Bride was ready for some Lamb..... So I got a boneless Leg that was ready for stuffing..... And it was in a stretchy netting bag that was used for the re-wrap of the leg later......








Stuffing sauteed... Onions, garlic, mushrooms, parsley, rosemary, S&P and a dash of pepper jelly.....







And of course..... Rosemary Infused 50/50 Olive/Veggie oil that *Chef JimmyJ *was kind enough to let me know how to make

it so I would not get botulism.... The veggies were sauteed in this oil and the Lamb was rubbed down using it.....







Here is the mix going in the meat.....







Wrapping this leg was EASY... too easy... using the netting that came with it and securing it with twine....

Then SP and rosemary oil put all over the outside of the leg......







And into the smoker at 120 Deg F for an hour or so .....  







Heading out to turn up the heat a little and fire up the smoke gen....  
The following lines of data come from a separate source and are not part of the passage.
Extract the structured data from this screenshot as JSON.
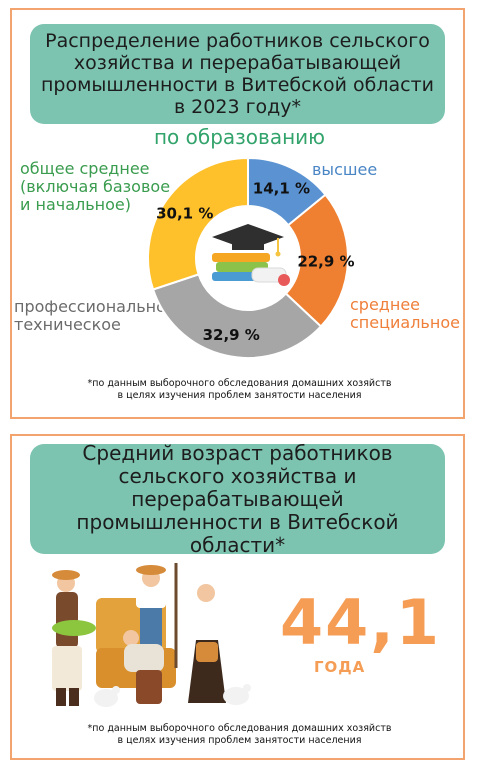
{
  "section1": {
    "title": "Распределение работников сельского хозяйства и перерабатывающей промышленности в Витебской области в 2023 году*",
    "subtitle": "по образованию",
    "footnote_line1": "*по данным выборочного обследования домашних хозяйств",
    "footnote_line2": "в целях изучения проблем занятости населения"
  },
  "chart_data": {
    "type": "pie",
    "donut": true,
    "slices": [
      {
        "label": "высшее",
        "value": 14.1,
        "value_text": "14,1 %",
        "color": "#5b93d2"
      },
      {
        "label": "среднее специальное",
        "value": 22.9,
        "value_text": "22,9 %",
        "color": "#ef7f31"
      },
      {
        "label": "профессионально-техническое",
        "value": 32.9,
        "value_text": "32,9 %",
        "color": "#a6a6a6"
      },
      {
        "label": "общее среднее (включая базовое и начальное)",
        "value": 30.1,
        "value_text": "30,1 %",
        "color": "#fec02b"
      }
    ],
    "labels": {
      "higher": "высшее",
      "specialized_line1": "среднее",
      "specialized_line2": "специальное",
      "vocational_line1": "профессионально-",
      "vocational_line2": "техническое",
      "general_line1": "общее среднее",
      "general_line2": "(включая базовое",
      "general_line3": "и начальное)"
    }
  },
  "section2": {
    "title": "Средний возраст работников сельского хозяйства и перерабатывающей промышленности в Витебской области*",
    "value": "44,1",
    "unit": "ГОДА",
    "footnote_line1": "*по данным выборочного обследования домашних хозяйств",
    "footnote_line2": "в целях изучения проблем занятости населения"
  },
  "icons": [
    "graduation-cap-icon",
    "books-icon",
    "diploma-icon",
    "farmers-illustration"
  ],
  "colors": {
    "header": "#7cc4b0",
    "border": "#f3a46e",
    "accent_green": "#33a36c",
    "accent_orange": "#f59d55"
  }
}
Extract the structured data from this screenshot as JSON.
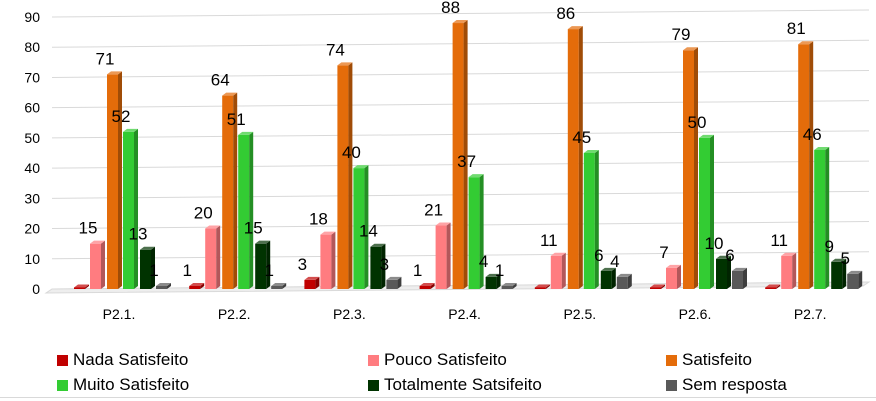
{
  "chart_data": {
    "type": "bar",
    "categories": [
      "P2.1.",
      "P2.2.",
      "P2.3.",
      "P2.4.",
      "P2.5.",
      "P2.6.",
      "P2.7."
    ],
    "ylim": [
      0,
      90
    ],
    "yticks": [
      0,
      10,
      20,
      30,
      40,
      50,
      60,
      70,
      80,
      90
    ],
    "grid": true,
    "legend_position": "bottom",
    "series": [
      {
        "name": "Nada Satisfeito",
        "color": "#c00000",
        "values": [
          0,
          1,
          3,
          1,
          0,
          0,
          0
        ],
        "labels": [
          "",
          "1",
          "3",
          "1",
          "",
          "",
          ""
        ]
      },
      {
        "name": "Pouco Satisfeito",
        "color": "#ff7c80",
        "values": [
          15,
          20,
          18,
          21,
          11,
          7,
          11
        ],
        "labels": [
          "15",
          "20",
          "18",
          "21",
          "11",
          "7",
          "11"
        ]
      },
      {
        "name": "Satisfeito",
        "color": "#e46c0a",
        "values": [
          71,
          64,
          74,
          88,
          86,
          79,
          81
        ],
        "labels": [
          "71",
          "64",
          "74",
          "88",
          "86",
          "79",
          "81"
        ]
      },
      {
        "name": "Muito Satisfeito",
        "color": "#33cc33",
        "values": [
          52,
          51,
          40,
          37,
          45,
          50,
          46
        ],
        "labels": [
          "52",
          "51",
          "40",
          "37",
          "45",
          "50",
          "46"
        ]
      },
      {
        "name": "Totalmente Satsifeito",
        "color": "#003300",
        "values": [
          13,
          15,
          14,
          4,
          6,
          10,
          9
        ],
        "labels": [
          "13",
          "15",
          "14",
          "4",
          "6",
          "10",
          "9"
        ]
      },
      {
        "name": "Sem resposta",
        "color": "#595959",
        "values": [
          1,
          1,
          3,
          1,
          4,
          6,
          5
        ],
        "labels": [
          "1",
          "1",
          "3",
          "1",
          "4",
          "6",
          "5"
        ]
      }
    ]
  }
}
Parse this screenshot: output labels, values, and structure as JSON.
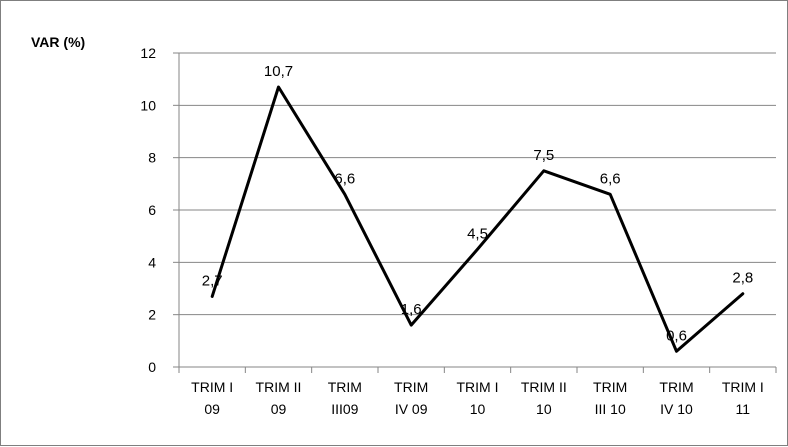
{
  "chart_data": {
    "type": "line",
    "title": "",
    "ylabel": "VAR (%)",
    "xlabel": "",
    "ylim": [
      0,
      12
    ],
    "yticks": [
      "0",
      "2",
      "4",
      "6",
      "8",
      "10",
      "12"
    ],
    "categories": [
      [
        "TRIM I",
        "09"
      ],
      [
        "TRIM II",
        "09"
      ],
      [
        "TRIM",
        "III09"
      ],
      [
        "TRIM",
        "IV 09"
      ],
      [
        "TRIM I",
        "10"
      ],
      [
        "TRIM II",
        "10"
      ],
      [
        "TRIM",
        "III 10"
      ],
      [
        "TRIM",
        "IV 10"
      ],
      [
        "TRIM I",
        "11"
      ]
    ],
    "series": [
      {
        "values": [
          2.7,
          10.7,
          6.6,
          1.6,
          4.5,
          7.5,
          6.6,
          0.6,
          2.8
        ],
        "labels": [
          "2,7",
          "10,7",
          "6,6",
          "1,6",
          "4,5",
          "7,5",
          "6,6",
          "0,6",
          "2,8"
        ],
        "color": "#000000"
      }
    ],
    "grid": true,
    "legend": "none"
  }
}
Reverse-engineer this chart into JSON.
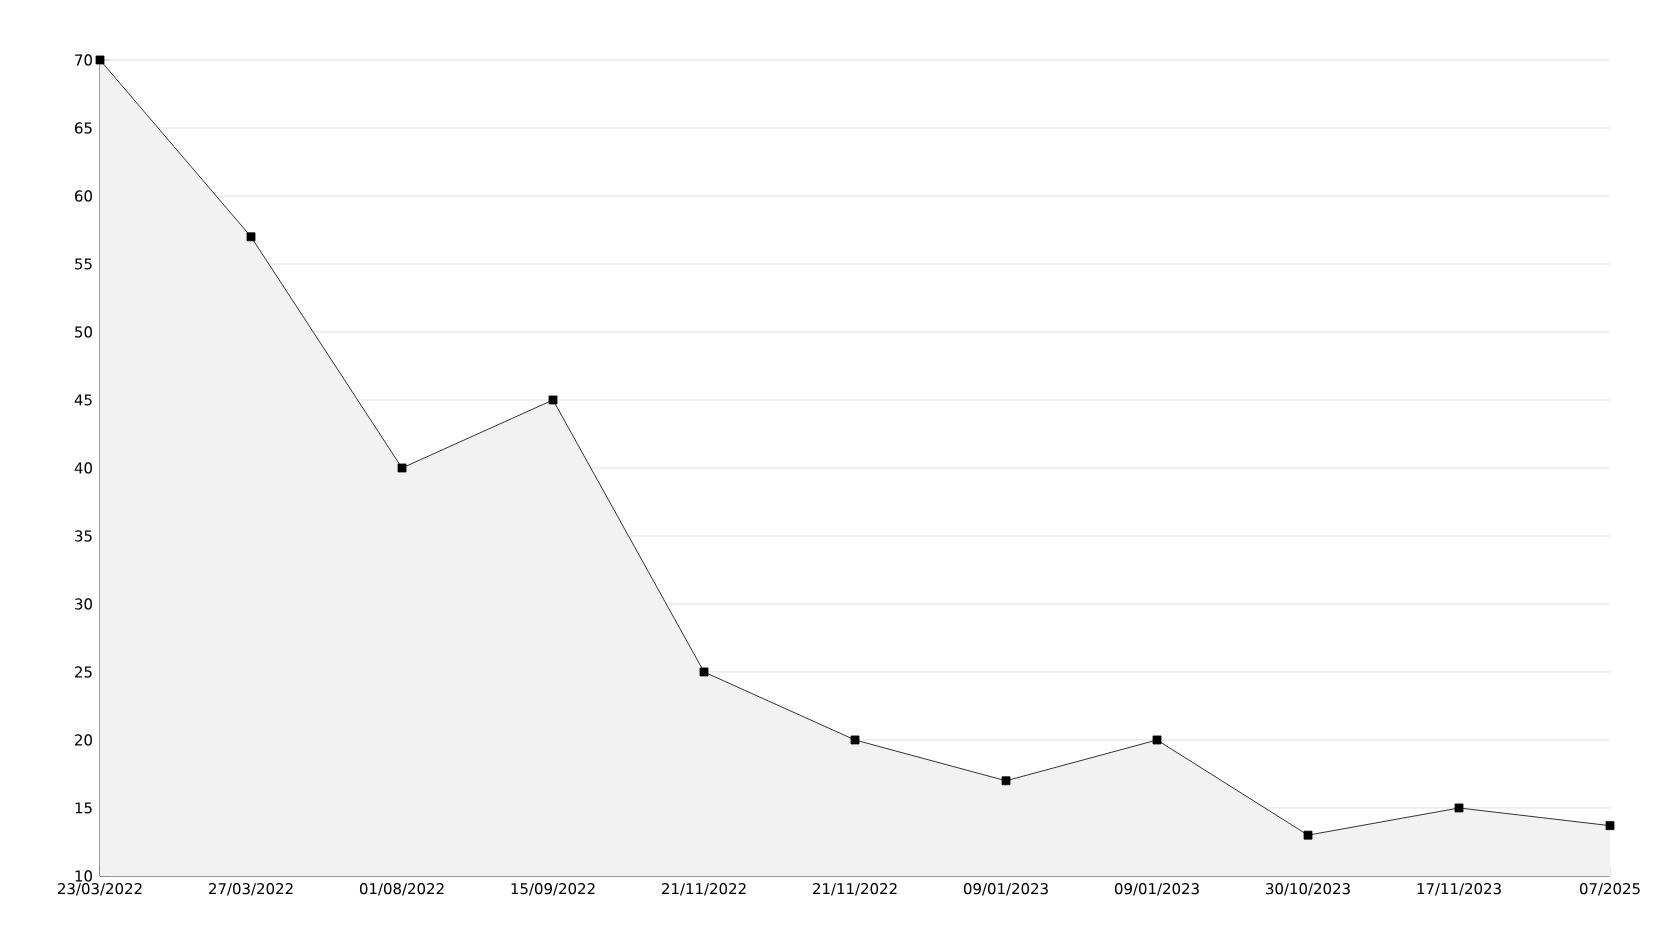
{
  "chart_data": {
    "type": "area",
    "categories": [
      "23/03/2022",
      "27/03/2022",
      "01/08/2022",
      "15/09/2022",
      "21/11/2022",
      "21/11/2022",
      "09/01/2023",
      "09/01/2023",
      "30/10/2023",
      "17/11/2023",
      "07/2025"
    ],
    "values": [
      70,
      57,
      40,
      45,
      25,
      20,
      17,
      20,
      13,
      15,
      13.7
    ],
    "color": "#000000",
    "ylim": [
      10,
      70
    ],
    "yticks": [
      10,
      15,
      20,
      25,
      30,
      35,
      40,
      45,
      50,
      55,
      60,
      65,
      70
    ],
    "grid": "y",
    "marker": "square",
    "line_style": "solid"
  }
}
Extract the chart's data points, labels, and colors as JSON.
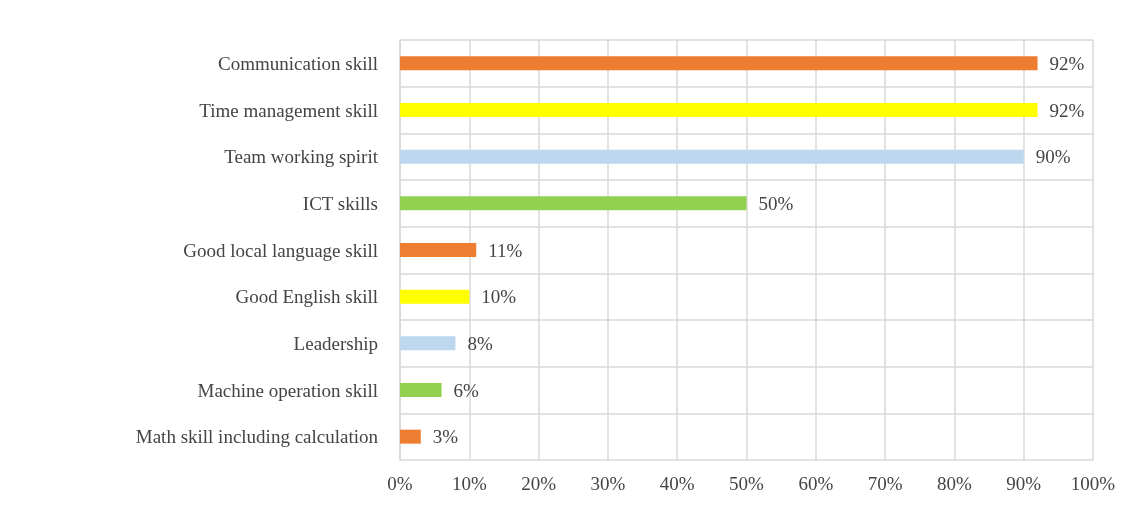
{
  "chart_data": {
    "type": "bar",
    "orientation": "horizontal",
    "categories": [
      "Communication skill",
      "Time management skill",
      "Team working spirit",
      "ICT skills",
      "Good local language skill",
      "Good English skill",
      "Leadership",
      "Machine operation skill",
      "Math skill including calculation"
    ],
    "values": [
      92,
      92,
      90,
      50,
      11,
      10,
      8,
      6,
      3
    ],
    "colors": [
      "#ed7d31",
      "#ffff00",
      "#bdd7ee",
      "#92d050",
      "#ed7d31",
      "#ffff00",
      "#bdd7ee",
      "#92d050",
      "#ed7d31"
    ],
    "value_labels": [
      "92%",
      "92%",
      "90%",
      "50%",
      "11%",
      "10%",
      "8%",
      "6%",
      "3%"
    ],
    "xlim": [
      0,
      100
    ],
    "xticks": [
      {
        "value": 0,
        "label": "0%"
      },
      {
        "value": 10,
        "label": "10%"
      },
      {
        "value": 20,
        "label": "20%"
      },
      {
        "value": 30,
        "label": "30%"
      },
      {
        "value": 40,
        "label": "40%"
      },
      {
        "value": 50,
        "label": "50%"
      },
      {
        "value": 60,
        "label": "60%"
      },
      {
        "value": 70,
        "label": "70%"
      },
      {
        "value": 80,
        "label": "80%"
      },
      {
        "value": 90,
        "label": "90%"
      },
      {
        "value": 100,
        "label": "100%"
      }
    ],
    "grid": true
  }
}
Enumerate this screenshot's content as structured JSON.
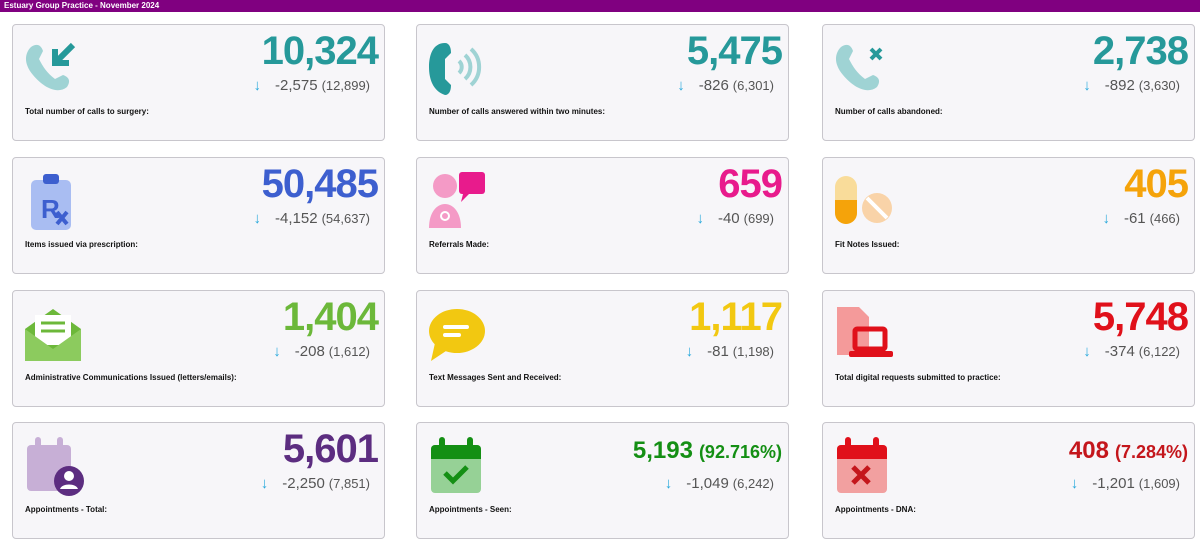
{
  "header": {
    "title": "Estuary Group Practice - November 2024"
  },
  "cards": [
    {
      "label": "Total number of calls to surgery:",
      "value": "10,324",
      "delta": "-2,575",
      "previous": "(12,899)",
      "color": "#26999a",
      "icon": "phone-incoming-icon"
    },
    {
      "label": "Number of calls answered within two minutes:",
      "value": "5,475",
      "delta": "-826",
      "previous": "(6,301)",
      "color": "#26999a",
      "icon": "phone-ringing-icon"
    },
    {
      "label": "Number of calls abandoned:",
      "value": "2,738",
      "delta": "-892",
      "previous": "(3,630)",
      "color": "#26999a",
      "icon": "phone-missed-icon"
    },
    {
      "label": "Items issued via prescription:",
      "value": "50,485",
      "delta": "-4,152",
      "previous": "(54,637)",
      "color": "#3d5fcf",
      "icon": "prescription-icon"
    },
    {
      "label": "Referrals Made:",
      "value": "659",
      "delta": "-40",
      "previous": "(699)",
      "color": "#e81b8c",
      "icon": "doctor-chat-icon"
    },
    {
      "label": "Fit Notes Issued:",
      "value": "405",
      "delta": "-61",
      "previous": "(466)",
      "color": "#f5a30a",
      "icon": "pills-icon"
    },
    {
      "label": "Administrative Communications Issued (letters/emails):",
      "value": "1,404",
      "delta": "-208",
      "previous": "(1,612)",
      "color": "#6cb83a",
      "icon": "envelope-open-icon"
    },
    {
      "label": "Text Messages Sent and Received:",
      "value": "1,117",
      "delta": "-81",
      "previous": "(1,198)",
      "color": "#f2c811",
      "icon": "chat-bubble-icon"
    },
    {
      "label": "Total digital requests submitted to practice:",
      "value": "5,748",
      "delta": "-374",
      "previous": "(6,122)",
      "color": "#e0101a",
      "icon": "document-laptop-icon"
    },
    {
      "label": "Appointments - Total:",
      "value": "5,601",
      "delta": "-2,250",
      "previous": "(7,851)",
      "color": "#5c2d80",
      "icon": "calendar-user-icon"
    },
    {
      "label": "Appointments - Seen:",
      "value": "5,193",
      "percent": "(92.716%)",
      "delta": "-1,049",
      "previous": "(6,242)",
      "color": "#148f14",
      "icon": "calendar-check-icon"
    },
    {
      "label": "Appointments - DNA:",
      "value": "408",
      "percent": "(7.284%)",
      "delta": "-1,201",
      "previous": "(1,609)",
      "color": "#c4161c",
      "icon": "calendar-cross-icon"
    }
  ]
}
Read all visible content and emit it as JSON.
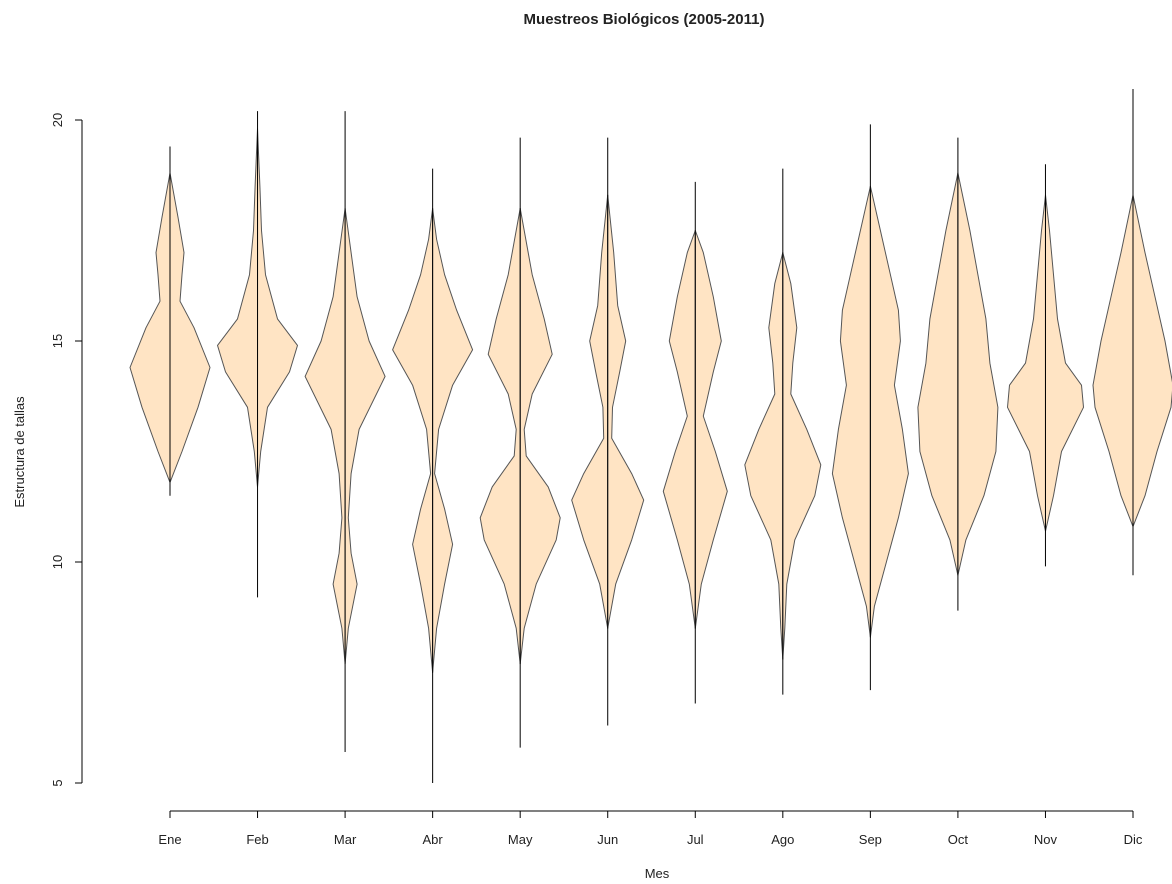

I'm gettin' hungry writing this.... See Ya later.....   Dave


----------



## SmokinAl

Great start Dave!


----------



## africanmeat

yup great start i will wait for it


----------



## rbranstner

Lamb is so wonderful. You are going to love it if you haven't ever had it smoked. I  am long  overdue for a lamb roast myself.


----------



## rdknb

Looking forward to seeing it finished.  I got a boneless leg at Costco yesterday and have been researching smoking it.  My Sons are coming over soon to do some things that need fixing.  My job is to smoke something I have not yet smoked.  I like you stuffing idea a lot


----------



## daveomak

Leg had dried a bit so time for some smoke...... this is Alder chips.....







Smoked at 120... then raised temp to a final of 255 in the smoker...... 







Pulled and foil wrapped when IT reached 145 deg F.... Looks like it is about right to me....







Bride made twice baked spuds and for the final heating a bacon shawl was in order......







It was sure good... wish this pic was a little better .... but it didn't affect the taste.....  







Thanks for lookin'...    Dave


----------



## sprky

I like lamb but my wife will not touch lamb with a 10 foot pole.

I keep trying to tell her it's good not like what she was forced to eat as a kid that tasted nasty


----------



## africanmeat

It looks great Dave i will have a plate like this every day


----------



## venture

Super job, Dave!

I need a slice of that!

For any who might not know.  The garlic infused oil needs to be brought up to temp to avoid botulism.  It is best stored refrigerated.

After seeing this post, I can't wait to get after that lamb roast in my freezer!

Good luck and good smoking.


----------